September 05, 2007

『茅場町2-14-11』

転職したばかりという元同僚と待ち合わせ、金融業者の街へ。
新しい職場へは来週から出社するという。
遅れてきた夏休み。

そぼ降る雨の中、「もつ焼」と記された赤提灯を目指し、暖簾をくぐる。
店内は既にスーツの男たちで満たされており、明らかにキャパOVERな様子。

「いらっしゃい。そちらどうぞ」
やたら眼光の鋭い女将が席へと案内する、ていうか顎で指し示す。
我々は階段下のデッドスペースの如き空間に押し込められる。

「何にしましょう」
生ビールを。

「うちは瓶しか置いてないよ」
あ、じゃあ瓶で。2本。

「はい、瓶2丁~」

飛ぶように運ばれる瓶2本。
かつてのサッポロラガーはキリンラガーになり代わっている。

「はい、焼きは何しましょう」
えー、シロとカシラとガツとレバとコブクロとヒナネギ、あとつくね。

「塩? たれ?」
塩で。2本ずつ。

「うちは5本からねー」
あー、5本で。

「はい、シロ、カシラ、ガツ、レバ、コブクロ、ヒナネギ、つくね1丁~」

やべえ、すげえ量がくるぞ。
元同僚は女将の鋭すぎる眼光に萎縮したのか、店内にたったひとりだけTシャツという状況もあいまって、グラスに注がれたビールを空けるピッチが加速度的に上がってゆく。

「はい、これで全部ねー」

怖ろしく狭い板切れの如きテーブルは、串の刺さった色とりどりな肉片で溢れている。
何かを諦めたのか元同僚、これまでの人生の中で一度も口にしたことのないレバ刺しを頼むという。
「何故」と問えば、「食わず嫌い」と即答。
どういう経緯で食べる気になったのかは、黙して語らない様子。

「はい、レバ刺しー。
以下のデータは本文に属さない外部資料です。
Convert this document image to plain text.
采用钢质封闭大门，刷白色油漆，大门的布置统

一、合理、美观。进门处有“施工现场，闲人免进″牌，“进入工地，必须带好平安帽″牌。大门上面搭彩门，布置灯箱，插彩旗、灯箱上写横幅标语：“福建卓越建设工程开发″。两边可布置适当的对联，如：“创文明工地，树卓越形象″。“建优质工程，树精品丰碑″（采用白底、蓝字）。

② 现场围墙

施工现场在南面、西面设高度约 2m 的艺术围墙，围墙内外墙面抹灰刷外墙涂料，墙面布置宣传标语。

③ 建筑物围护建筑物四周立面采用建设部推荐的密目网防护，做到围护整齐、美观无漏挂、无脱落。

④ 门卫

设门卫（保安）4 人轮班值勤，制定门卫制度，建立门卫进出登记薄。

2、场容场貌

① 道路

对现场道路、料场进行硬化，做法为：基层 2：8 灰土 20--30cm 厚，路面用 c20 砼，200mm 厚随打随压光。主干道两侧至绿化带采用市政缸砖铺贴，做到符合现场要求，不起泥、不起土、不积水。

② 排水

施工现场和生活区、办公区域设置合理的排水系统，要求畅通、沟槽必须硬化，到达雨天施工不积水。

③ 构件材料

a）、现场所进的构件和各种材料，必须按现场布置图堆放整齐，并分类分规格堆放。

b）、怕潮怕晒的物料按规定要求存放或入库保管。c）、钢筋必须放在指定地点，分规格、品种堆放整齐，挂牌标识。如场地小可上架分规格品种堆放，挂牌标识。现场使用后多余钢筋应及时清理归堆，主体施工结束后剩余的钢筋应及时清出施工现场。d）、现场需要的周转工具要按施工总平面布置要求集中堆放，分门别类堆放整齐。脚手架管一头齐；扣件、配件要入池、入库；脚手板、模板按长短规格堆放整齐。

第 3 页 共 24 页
生姜に醤油でねー」

小皿に添えられるのは、先端と根元が焦げた串が4本。
その串、割り箸の代替と理解するまで数秒を要した。

元同僚、慣れない串でレバ刺しをつまんでは落としつまんでは落とす。

「お」
口から出すのは無しね。

「意外といける」
それは何より。

幾つか不安要素はあったものの、無事に完食。
追い出されるように支払いを済ませて退店。

「で、この次は何処に連れてってくれるの?」

君は休みだからいいよな。

東西線と銀座線と井の頭線で帰ります。